1. Have students imagine that there are only 100 of something in the world. Suggestions would be members of an endangered species, world-class wrestlers, multi-billionaires, etc. Each group of students at a computer can come up with their own “population”. It can be as real or quirky as they desire.
2. Tell students that they are now omniscient and can, by only using the power of their minds, measure some quantifiable trait on each member of this population. Suggestions might be wing-span, number of lifetime broken bones, number of cars possessed, etc. Ask them to fill in the light-blue cells with a value for each member of their imagined population. Tell them that the important thing is that they go fast (don’t think too hard about each one!) and that each member tends to have a different value that hovers around some imagined average. Some repeats are fine.
3. Tell students that as omniscient beings, they have taken measurements of the entire population, and discuss what the term population means: “The entire group of individuals that we want information about is the population”. Students should write this down for future reference.
4. Discuss the term random variable (and that they created one in light blue) and write down its definition. What is randomness? Given the populations that the students chose, what would be some real reasons for the randomness that they made up? For example, randomness in bird wing-span might be attributable to genetics or nutrition.
5. Discuss the population distribution, mean, and median and write down associated definitions. You may wish to have students draw their distributions on the board. Did anyone create a random variable with a very different mean and median?

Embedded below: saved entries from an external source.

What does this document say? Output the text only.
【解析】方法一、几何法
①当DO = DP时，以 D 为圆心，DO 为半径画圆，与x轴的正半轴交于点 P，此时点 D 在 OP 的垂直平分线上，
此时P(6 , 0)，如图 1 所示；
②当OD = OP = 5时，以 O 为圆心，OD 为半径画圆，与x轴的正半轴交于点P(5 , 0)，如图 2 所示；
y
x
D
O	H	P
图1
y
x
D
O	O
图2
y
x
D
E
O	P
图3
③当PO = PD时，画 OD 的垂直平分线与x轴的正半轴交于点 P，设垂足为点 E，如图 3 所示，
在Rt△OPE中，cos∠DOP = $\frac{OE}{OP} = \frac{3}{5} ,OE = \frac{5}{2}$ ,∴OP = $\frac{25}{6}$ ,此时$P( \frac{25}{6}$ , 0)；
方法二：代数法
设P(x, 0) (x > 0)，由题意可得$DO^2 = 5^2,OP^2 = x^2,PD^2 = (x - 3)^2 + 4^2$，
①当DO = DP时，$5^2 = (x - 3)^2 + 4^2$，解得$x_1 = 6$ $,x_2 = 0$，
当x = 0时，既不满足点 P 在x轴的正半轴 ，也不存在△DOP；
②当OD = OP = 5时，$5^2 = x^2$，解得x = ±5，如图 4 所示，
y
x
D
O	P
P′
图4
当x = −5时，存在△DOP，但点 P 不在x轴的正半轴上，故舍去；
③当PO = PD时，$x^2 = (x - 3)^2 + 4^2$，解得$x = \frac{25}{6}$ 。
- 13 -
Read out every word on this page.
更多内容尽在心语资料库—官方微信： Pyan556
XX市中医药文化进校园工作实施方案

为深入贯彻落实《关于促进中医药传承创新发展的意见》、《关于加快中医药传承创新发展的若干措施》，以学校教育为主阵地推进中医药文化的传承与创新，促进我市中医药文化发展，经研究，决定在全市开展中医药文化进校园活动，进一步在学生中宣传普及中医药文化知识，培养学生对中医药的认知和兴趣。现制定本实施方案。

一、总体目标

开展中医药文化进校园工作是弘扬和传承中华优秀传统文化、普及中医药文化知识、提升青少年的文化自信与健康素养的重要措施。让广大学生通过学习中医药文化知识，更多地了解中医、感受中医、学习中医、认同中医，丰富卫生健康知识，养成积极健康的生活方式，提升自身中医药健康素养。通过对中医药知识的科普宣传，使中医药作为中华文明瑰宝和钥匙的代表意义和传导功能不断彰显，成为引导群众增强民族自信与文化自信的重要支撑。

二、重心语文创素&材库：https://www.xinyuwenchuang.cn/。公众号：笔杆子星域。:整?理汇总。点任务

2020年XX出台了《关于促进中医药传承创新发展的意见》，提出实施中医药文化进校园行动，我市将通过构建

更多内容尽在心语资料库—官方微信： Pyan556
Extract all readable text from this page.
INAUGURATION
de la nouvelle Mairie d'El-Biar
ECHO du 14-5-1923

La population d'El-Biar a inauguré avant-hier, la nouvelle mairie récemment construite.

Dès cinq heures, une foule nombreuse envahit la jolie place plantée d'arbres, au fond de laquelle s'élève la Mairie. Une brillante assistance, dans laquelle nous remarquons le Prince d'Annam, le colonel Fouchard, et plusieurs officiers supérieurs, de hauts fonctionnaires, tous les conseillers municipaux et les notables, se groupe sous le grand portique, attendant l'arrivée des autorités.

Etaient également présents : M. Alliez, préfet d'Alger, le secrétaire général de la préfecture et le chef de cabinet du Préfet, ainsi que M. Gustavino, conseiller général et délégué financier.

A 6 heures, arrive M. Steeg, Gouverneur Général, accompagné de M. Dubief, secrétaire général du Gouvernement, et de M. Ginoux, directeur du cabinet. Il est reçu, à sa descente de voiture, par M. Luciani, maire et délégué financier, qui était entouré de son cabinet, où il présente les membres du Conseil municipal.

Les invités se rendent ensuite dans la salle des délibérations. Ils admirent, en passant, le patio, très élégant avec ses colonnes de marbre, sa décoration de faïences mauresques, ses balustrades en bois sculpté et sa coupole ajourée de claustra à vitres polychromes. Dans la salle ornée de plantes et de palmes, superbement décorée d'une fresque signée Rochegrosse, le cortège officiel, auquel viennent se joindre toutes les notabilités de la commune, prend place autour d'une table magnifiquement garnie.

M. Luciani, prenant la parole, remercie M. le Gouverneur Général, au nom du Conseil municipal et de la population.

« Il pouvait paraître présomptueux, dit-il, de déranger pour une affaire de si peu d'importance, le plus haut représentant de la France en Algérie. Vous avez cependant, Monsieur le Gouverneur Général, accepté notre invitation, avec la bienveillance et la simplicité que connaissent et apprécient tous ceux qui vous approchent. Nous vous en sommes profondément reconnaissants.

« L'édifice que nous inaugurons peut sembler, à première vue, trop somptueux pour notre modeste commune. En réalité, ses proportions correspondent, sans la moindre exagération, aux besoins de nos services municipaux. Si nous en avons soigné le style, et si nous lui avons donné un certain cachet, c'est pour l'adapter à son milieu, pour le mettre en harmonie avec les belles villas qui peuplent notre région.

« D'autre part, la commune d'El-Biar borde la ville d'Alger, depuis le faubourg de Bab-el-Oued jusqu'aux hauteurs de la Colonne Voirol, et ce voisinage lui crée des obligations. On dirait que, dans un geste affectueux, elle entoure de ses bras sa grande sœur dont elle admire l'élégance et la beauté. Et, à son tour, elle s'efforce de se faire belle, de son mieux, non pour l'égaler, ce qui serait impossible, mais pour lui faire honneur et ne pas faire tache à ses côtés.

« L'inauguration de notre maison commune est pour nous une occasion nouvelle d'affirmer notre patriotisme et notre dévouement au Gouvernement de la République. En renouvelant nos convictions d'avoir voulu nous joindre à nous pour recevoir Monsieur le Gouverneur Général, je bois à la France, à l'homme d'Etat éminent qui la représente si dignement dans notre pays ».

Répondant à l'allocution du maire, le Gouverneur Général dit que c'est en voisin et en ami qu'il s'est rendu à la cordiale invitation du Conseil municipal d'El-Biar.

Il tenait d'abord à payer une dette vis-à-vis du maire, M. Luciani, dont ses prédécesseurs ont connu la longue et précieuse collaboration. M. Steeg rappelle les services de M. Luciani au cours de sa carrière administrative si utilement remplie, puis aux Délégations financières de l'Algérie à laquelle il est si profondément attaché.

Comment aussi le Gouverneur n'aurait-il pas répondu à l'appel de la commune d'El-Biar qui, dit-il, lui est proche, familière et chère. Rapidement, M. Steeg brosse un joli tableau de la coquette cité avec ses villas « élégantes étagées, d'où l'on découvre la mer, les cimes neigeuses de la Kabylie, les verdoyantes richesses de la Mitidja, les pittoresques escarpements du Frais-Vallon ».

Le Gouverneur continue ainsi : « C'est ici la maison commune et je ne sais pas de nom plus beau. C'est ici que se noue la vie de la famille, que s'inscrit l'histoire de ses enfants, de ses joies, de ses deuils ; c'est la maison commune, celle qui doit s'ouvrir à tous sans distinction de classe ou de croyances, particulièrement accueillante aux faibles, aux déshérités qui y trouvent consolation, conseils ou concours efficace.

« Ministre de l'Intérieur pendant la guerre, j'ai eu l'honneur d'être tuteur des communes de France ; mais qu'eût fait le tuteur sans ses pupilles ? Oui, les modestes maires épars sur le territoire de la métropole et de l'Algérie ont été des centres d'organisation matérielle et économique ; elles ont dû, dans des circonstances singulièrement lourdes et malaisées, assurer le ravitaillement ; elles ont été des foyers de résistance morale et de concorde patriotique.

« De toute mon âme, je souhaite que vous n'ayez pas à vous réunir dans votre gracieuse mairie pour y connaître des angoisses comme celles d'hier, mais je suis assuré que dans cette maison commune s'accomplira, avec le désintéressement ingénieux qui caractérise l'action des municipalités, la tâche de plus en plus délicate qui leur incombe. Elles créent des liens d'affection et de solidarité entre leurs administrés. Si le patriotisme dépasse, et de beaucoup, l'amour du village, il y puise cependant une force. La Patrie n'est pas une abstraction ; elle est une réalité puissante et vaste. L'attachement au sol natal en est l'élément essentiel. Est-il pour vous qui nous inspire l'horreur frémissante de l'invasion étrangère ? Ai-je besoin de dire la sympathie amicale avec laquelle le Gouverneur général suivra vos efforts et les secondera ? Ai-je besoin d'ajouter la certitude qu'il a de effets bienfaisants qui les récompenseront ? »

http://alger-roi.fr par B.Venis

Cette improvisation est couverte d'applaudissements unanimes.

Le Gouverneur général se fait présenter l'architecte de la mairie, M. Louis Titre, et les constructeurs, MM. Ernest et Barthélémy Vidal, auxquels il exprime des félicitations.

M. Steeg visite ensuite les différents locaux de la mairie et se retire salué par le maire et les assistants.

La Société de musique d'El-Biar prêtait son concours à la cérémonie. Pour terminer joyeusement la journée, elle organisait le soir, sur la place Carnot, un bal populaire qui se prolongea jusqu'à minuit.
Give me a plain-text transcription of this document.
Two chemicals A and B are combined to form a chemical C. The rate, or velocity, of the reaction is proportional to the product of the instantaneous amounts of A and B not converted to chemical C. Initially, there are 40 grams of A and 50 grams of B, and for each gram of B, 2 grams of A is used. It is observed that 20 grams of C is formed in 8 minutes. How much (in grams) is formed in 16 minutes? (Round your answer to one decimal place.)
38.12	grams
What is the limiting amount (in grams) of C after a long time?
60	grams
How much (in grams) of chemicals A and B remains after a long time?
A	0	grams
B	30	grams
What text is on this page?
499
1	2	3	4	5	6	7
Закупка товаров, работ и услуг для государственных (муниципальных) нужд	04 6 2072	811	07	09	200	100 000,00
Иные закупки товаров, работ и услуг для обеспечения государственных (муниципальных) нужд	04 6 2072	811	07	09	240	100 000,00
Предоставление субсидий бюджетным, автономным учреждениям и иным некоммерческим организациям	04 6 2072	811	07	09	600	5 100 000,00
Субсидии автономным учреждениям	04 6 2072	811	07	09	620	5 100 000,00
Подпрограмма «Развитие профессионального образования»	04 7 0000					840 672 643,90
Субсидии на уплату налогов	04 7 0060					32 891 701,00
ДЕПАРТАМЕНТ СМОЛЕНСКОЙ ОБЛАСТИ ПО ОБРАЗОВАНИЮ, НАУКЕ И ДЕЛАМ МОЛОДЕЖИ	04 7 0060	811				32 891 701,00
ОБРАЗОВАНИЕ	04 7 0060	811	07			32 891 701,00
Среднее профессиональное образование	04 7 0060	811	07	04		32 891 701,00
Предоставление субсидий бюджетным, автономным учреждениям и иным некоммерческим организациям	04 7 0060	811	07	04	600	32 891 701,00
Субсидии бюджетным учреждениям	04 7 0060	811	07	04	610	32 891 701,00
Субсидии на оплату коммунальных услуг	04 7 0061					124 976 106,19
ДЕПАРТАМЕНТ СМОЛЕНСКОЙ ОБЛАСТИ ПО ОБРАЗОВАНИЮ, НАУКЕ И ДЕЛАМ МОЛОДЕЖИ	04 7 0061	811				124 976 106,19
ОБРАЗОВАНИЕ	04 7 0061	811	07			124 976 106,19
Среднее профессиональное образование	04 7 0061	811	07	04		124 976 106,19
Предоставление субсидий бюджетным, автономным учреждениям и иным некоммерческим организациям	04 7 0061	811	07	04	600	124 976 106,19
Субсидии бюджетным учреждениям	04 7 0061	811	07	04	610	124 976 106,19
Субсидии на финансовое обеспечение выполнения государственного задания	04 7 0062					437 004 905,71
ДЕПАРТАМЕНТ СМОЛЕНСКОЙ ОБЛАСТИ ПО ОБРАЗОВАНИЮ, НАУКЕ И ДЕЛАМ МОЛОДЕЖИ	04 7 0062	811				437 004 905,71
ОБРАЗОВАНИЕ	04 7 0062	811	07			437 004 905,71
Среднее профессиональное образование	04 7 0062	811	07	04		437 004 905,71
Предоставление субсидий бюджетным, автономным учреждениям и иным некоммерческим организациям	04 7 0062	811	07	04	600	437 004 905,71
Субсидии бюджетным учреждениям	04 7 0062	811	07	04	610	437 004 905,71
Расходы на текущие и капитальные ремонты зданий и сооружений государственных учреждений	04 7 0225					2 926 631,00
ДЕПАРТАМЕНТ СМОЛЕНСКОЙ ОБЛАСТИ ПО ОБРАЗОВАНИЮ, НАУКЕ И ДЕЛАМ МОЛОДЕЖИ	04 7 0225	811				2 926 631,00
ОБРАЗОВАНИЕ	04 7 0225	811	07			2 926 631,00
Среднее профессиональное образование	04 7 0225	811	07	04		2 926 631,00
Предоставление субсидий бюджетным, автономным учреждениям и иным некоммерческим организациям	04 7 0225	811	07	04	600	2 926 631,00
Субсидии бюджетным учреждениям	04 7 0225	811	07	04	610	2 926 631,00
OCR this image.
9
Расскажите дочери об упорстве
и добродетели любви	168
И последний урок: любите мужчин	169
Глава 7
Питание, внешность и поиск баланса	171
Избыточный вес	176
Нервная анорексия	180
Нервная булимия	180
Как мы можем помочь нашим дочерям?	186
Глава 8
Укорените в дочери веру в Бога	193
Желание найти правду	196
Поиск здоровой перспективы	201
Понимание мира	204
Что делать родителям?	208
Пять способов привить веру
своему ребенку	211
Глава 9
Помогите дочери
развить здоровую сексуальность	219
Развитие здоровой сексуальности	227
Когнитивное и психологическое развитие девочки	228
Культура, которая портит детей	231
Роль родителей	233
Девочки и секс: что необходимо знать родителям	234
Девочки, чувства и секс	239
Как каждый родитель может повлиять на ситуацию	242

If so, have students discuss.
6. OK, up until now, everything that they’ve done has been at the population level. As researchers, this is ultimately what we’re interested in, but since we are not omniscient, we must take samples and make inferences about the population. Students can “sample” from their population by typing “=” in the sample column and then clicking the individual measurement adjacent to it. Tie this back to reality by reminding them that they have effectively plucked that individual from the population, measured its trait, and thrown it back. Students can sample other individuals by copying and then pasting their first sample to the cells below (Excel shifts the cell references appropriately).
7. Show students how to take a different sample by randomly shuffling the population values. Highlight columns A and B, select from the menu “Data à Sort”. Make sure that the radio button for “header row” is selected and sort by “random number sorter”.
8. Discuss sample size and have students experiment with different sample sizes. The big question is: how does sample size affect their ability to make inferences about the population mean/median from the sample mean/median. Remind them that if they were actually out collecting data, they wouldn’t be able to see the population distribution and parameters! The nice thing about this exercise is that they get to play the role of omniscient overseer and finite researcher at the same time.

#### Sample “Crib Sheet” – definitions taken from Introduction to the Practice of Statistics by David S. Moore & George P. McCabe

Individuals are the objects described by a set of data. They may be people, but they may also be animals or things.
A Random Variable is any characteristic of an individual. A random variable can take different values for different individuals.
The Distribution of a random variable tells us what values it takes and how often it takes those values.
An Outlier is an individual value that falls outside the overall distribution pattern.

The Mean is the average value.
The Median is the midpoint of a distribution, such that half of the data have values that are lower than the median and half have values that are higher than the median.
Two variables measured on the same individuals are Correlated if some values of one variable then to occur more often with some values of the second variable than with other values of that variable.

The entire group of individuals that we want information about is called the Population.
A Sample is a part of the population that we actually examine in order to gather information.